Along the way, Ortiz enlisted the help of an experienced developer in the online education space — Adam Blum.
The creator of OpenEd, the largest educational open resource catalog online, which used machine learning to infer skills from the online activity of children, and the founder of Auger.ai, a toolkit to bring machine learning and predictive modeling to skill development, Blum immediately saw the opportunity EmPath presented.
“Inferring skills for employees using their corporate digital footprint and inferring those skills for potential jobs… where you identified skill gaps using inferred skills for courses to suggest remedial resources to plug education gaps,” just makes sense, Blum said. “It was a much more powerful vision.”

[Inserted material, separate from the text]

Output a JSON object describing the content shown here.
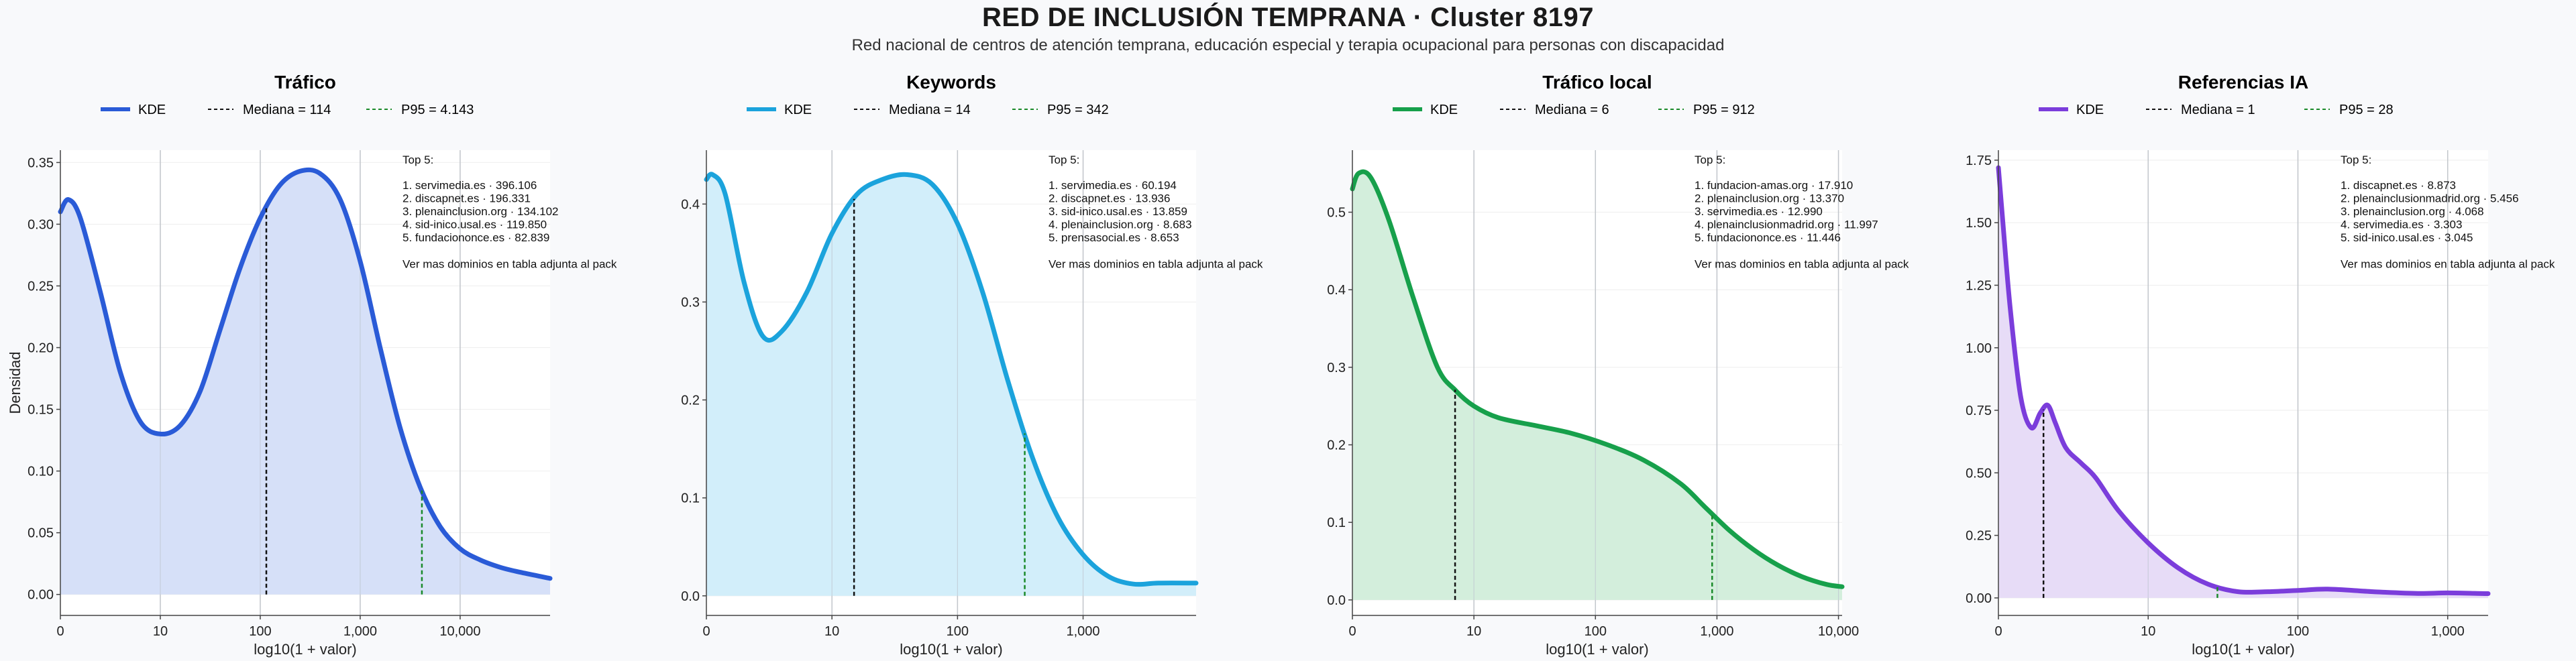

Blum still holds an equity stake in Auger.ai, but considers the work he’s doing with EmPath as the company’s chief technology officer to be his full-time job now. “Building this out with Felix was more exciting in terms of the impact it would have,” Blum said.
EmPath already is fully deployed with AT&T and will be adding three Fortune 1,000 companies as customers by the end of the month, according to Ortiz.
The young startup also has a powerful and well-connected supporter in Carlos Gutierrez, the former chief executive officer of Kellogg, and the Secretary of Commerce in the George W. Bush White House.
“Lacking a college degree throughout my career, I had to develop my own skills to enable my climb up the corporate ladder. The technology didn’t exist to help guide me, but in today’s world, professionals should not have to upskill blindly,” said former Commerce Secretary and EmPath co-founder Carlos Gutierrez, in a statement. “We created a technology platform that can help transform an organization’s culture by empowering employees and strengthening talent development. This technology was a game changer even before the Covid-19 pandemic, and now that corporate budgets are tighter, it is even more important for companies to accelerate skills development and talent growth.”